Deck Building Permits

Photo: William Warby/Flickr

The great thing about building a deck is that you can create an inviting outdoor spot in a relatively short time. Before you can break ground, however, you might have to pull a permit. Local building authorities enforce design and structure conformity to varying degrees. Every community is a little different. If you live in a rural area, you might not even need a permit, but if you live in a city where construction is strictly regulated, you might have to jump through some hoops to get your permit.

First Things First

Save yourself a lot of heartache and call your local building authority to find out if you need a deck permit. If you do, go down to their offices and pick up a regulation sheet before you settle on a plan for your deck. If you live in a newer subdivision, covenants or a Homeowners Association (HOA) might further regulate your deck. If that’s the case, your local building authority won’t issue your permit until the subdivision committee or the HOA approves the deck plans.


In many communities, the biggest factor in getting your deck plan approved is its proposed location. It might not seem like it should be that big of a deal, but your community has rules concerning whether you can construct a deck over underground utility lines or in easements, and how close the deck can be to your property line.
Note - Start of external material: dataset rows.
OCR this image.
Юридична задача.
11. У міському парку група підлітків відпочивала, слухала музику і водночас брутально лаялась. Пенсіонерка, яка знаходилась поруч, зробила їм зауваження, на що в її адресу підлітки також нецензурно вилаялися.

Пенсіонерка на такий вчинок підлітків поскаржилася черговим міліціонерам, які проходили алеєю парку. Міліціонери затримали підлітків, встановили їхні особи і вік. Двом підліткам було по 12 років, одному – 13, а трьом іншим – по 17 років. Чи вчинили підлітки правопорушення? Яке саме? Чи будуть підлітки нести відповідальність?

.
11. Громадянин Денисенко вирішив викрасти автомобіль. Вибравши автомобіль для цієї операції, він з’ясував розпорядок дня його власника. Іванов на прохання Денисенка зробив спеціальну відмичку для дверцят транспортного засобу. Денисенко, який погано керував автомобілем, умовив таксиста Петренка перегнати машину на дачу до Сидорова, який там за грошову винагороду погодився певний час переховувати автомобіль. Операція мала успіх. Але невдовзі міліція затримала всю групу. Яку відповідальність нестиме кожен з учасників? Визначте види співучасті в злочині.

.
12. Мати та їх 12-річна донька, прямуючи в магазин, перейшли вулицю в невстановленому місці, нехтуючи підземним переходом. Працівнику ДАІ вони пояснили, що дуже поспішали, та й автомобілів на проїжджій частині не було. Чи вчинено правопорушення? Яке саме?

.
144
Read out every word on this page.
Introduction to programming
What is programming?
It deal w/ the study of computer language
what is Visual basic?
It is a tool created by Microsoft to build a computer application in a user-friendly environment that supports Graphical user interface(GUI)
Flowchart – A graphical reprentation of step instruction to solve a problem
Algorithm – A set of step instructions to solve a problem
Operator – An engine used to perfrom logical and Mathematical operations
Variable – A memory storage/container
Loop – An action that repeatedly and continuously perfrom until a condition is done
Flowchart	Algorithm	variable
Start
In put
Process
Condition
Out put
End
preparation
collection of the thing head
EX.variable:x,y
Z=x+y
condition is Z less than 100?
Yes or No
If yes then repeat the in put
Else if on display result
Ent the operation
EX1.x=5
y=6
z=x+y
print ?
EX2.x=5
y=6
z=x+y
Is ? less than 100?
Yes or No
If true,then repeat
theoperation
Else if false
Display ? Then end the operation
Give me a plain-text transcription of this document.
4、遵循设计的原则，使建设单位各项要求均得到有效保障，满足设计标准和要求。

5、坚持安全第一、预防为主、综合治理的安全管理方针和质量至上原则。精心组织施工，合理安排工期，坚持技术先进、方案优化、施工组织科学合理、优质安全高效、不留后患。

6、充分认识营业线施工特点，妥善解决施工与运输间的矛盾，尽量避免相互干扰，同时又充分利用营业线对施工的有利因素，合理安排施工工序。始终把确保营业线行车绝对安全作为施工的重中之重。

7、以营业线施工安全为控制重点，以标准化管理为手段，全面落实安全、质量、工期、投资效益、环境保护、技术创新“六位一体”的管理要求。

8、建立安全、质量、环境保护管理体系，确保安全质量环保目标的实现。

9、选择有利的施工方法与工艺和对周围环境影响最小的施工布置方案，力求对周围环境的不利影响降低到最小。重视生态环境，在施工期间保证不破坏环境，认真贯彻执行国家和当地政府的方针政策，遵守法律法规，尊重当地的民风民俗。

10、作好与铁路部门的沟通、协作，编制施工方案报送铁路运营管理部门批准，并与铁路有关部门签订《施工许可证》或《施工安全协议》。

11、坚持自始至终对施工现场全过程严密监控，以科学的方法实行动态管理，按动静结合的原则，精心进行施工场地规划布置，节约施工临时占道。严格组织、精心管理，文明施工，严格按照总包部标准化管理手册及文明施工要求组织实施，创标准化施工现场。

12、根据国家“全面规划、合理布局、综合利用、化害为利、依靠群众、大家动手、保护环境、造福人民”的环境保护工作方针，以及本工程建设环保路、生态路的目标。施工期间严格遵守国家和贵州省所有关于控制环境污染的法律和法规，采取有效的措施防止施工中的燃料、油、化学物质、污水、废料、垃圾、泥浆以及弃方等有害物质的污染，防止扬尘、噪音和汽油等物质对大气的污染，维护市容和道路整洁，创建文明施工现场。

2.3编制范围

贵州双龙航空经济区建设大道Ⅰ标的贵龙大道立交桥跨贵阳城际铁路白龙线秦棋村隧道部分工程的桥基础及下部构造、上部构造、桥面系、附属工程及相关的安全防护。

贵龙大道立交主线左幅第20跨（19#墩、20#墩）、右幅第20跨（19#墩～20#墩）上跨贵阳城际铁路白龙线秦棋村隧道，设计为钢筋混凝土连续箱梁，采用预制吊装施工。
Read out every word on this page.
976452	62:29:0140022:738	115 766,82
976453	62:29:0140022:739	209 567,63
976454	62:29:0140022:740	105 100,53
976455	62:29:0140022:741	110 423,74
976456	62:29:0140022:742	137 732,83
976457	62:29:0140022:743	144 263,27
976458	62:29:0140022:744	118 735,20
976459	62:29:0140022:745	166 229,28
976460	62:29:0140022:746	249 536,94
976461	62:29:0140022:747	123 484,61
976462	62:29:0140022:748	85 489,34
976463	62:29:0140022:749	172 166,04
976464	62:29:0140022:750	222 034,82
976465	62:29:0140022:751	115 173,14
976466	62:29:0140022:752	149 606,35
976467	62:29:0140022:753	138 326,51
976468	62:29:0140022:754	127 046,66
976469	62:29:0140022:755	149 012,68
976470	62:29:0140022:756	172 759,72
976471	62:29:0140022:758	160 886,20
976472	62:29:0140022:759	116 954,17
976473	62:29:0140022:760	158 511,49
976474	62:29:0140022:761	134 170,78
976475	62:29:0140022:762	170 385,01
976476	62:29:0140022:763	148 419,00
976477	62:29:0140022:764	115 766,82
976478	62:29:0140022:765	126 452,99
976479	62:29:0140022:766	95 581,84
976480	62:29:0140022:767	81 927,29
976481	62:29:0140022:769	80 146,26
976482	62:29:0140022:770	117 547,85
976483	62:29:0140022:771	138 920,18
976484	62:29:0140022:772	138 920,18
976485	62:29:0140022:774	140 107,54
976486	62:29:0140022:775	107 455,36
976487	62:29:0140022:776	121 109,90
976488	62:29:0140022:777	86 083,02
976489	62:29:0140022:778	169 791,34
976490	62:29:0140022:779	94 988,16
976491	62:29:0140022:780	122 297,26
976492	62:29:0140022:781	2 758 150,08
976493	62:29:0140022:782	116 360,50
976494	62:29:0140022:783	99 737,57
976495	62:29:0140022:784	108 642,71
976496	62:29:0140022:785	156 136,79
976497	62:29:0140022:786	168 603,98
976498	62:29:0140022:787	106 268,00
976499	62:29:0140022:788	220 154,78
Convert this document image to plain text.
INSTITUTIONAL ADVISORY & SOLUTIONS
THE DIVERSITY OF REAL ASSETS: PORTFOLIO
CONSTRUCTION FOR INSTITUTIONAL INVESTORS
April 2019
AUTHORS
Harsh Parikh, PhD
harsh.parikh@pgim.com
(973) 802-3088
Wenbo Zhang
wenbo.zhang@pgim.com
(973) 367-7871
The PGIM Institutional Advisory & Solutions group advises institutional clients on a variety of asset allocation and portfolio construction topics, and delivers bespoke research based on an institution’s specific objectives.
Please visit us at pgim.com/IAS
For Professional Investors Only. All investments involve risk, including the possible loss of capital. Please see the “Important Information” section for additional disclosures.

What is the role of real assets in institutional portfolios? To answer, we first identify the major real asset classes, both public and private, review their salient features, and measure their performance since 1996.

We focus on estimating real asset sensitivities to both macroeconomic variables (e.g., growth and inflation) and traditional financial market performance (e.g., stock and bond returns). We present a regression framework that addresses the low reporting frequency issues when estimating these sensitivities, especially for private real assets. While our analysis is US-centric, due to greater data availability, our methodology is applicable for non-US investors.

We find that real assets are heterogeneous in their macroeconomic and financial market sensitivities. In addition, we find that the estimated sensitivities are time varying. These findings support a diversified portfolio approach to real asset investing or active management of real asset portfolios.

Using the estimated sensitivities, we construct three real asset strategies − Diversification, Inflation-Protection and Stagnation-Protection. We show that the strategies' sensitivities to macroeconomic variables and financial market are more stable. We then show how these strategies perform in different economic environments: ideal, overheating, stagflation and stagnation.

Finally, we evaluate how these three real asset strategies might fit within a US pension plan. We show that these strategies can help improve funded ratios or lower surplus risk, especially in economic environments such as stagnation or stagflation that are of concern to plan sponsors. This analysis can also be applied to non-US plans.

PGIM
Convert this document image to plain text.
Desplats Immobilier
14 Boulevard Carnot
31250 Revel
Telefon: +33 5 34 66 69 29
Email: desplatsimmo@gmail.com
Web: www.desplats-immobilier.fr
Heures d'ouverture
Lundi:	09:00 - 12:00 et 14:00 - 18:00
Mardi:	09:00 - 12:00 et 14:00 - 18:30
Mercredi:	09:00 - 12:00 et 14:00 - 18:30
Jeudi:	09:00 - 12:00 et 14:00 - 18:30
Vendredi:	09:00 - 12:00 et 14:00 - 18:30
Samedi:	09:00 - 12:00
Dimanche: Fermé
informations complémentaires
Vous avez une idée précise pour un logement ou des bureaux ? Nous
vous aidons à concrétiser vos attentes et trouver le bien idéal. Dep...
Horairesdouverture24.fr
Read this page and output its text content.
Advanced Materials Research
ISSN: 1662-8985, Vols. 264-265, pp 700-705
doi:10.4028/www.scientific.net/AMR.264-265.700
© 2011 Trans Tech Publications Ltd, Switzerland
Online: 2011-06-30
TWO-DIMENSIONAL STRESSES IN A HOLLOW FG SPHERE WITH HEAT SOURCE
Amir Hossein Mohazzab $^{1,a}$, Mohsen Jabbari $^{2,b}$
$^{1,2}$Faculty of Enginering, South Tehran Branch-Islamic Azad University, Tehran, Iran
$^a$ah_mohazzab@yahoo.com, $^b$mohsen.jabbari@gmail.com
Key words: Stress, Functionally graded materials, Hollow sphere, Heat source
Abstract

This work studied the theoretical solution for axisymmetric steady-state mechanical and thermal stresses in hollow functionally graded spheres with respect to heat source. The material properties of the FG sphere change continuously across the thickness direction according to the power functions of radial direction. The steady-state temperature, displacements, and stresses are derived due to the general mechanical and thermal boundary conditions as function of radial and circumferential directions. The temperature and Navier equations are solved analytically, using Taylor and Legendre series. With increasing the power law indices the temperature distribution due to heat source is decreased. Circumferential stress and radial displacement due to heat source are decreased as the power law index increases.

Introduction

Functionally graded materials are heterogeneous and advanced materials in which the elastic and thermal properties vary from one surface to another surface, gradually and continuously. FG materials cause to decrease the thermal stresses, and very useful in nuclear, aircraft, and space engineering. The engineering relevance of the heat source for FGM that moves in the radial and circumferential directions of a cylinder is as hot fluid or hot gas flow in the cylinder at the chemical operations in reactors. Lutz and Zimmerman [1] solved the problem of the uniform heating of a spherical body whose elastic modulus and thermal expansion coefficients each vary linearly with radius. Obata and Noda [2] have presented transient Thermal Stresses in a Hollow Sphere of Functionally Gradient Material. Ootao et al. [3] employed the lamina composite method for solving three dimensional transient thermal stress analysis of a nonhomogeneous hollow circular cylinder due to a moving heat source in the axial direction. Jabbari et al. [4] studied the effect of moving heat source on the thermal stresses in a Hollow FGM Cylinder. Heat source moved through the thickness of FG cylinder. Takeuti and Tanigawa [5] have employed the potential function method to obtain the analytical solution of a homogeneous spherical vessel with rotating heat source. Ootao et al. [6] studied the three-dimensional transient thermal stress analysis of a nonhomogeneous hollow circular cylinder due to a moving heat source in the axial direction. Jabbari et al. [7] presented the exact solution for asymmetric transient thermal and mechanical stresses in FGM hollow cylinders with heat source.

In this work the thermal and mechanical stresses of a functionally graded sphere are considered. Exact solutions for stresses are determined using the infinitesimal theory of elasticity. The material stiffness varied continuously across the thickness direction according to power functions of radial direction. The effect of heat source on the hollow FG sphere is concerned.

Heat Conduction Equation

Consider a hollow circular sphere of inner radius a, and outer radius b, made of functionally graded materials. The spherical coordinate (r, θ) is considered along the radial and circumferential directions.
Most communities have fire codes that prohibit building anything within a specified distance from the side property lines to reduce the risk of fire spreading from one residence to the next. You can get a print of your house and lot from the building authority. Use that to sketch out where you want to build your new deck.

Structural Aspects

If you live way out in the boonies where there are no codes regulating decks, and you build a substandard deck that falls over next year – that’s your privilege -- and your problem. City administrators and neighbors, however, tend to look down their noses at wobbly eyesores that present safety issues. If your community regulates the structural aspects of your deck, you will probably have to set the deck posts in concrete for stability.

The stairs leading to the deck should have a handrail. Balusters on the deck railing should be no farther apart than 4 inches. Your city inspector will probably carry a small, 4-inch ball in his pocket to test the spacing of the balusters. If the ball slips though easily, you’ll have to take the railing off and reposition the balusters. Baluster spacing reflects a national code that many communities adopt because small children have slipped through spaces wider than 4 inches. If your deck floor will be higher than 2.5 feet above the ground, the railing should be at least 36 inches high.

Steep stairs leading to the deck could throw a monkey wrench in the permit process. To be on the safe side, use the 7-11 Stair Rule. The stair rise, which is the height from one step to the next, should be a maximum of 7 inches high. The stair tread, which is the flat board you step on, should be at least 11 inches deep. Not all communities regulate deck stairs, but if yours does, employing the 7-11 Stair Rule will help you get your plan approved. The risk of falling increases with steeper stairs.

Other structural factors that might figure into the permit process include using adequate dimensional lumber in the construction of the deck. This will vary by the configuration of your deck, but in general, your building authority will want to make sure you’re using joists that can structurally accommodate the distance they span. If you’re building a large deck, you might have to use laminated or engineered joists that can span greater distances than wood joists can without sagging.

If you’re connecting the new deck to your house or garage, the way you connect it might be an issue because you’ll probably have to remove some siding and attach a ledger board to your home’s rim joist for support. One of the conditions of your permit will probably be to attach the ledger board with a specific diameter of screw or bolt, and a specific bolt pattern. Local codes often require attaching the ledger board in a manner that allows it to support the weight of the deck on that side.

Getting Your Plan Approved

Unless you’re a structural designer, you’ll be money ahead by having someone with design and construction experience draw your deck plans. Many plans you can purchase commercially already comply with national regulations. The American Wood Council publishes the Prescriptive Residential Wood Deck Construction Guide based on International Residential Code (IRC).

In some communities, part of the permit-approval process includes listing the contractor that will build the deck. You can usually minimize permit-related confusion by consulting with a reputable local contractor early in the design phase. Unless you plan to build the deck yourself, a local contractor should already know what codes will apply to your deck and should be able to successfully present the plans to an HOA committee and to your building authority.

While all this might seem overwhelming if you’re not familiar with construction practices, keep in mind that unless there is an outright ban on decks in your neighborhood, there’s a very good chance that you will be able to have your plan approved, even if you have to tweak it a bit along the way.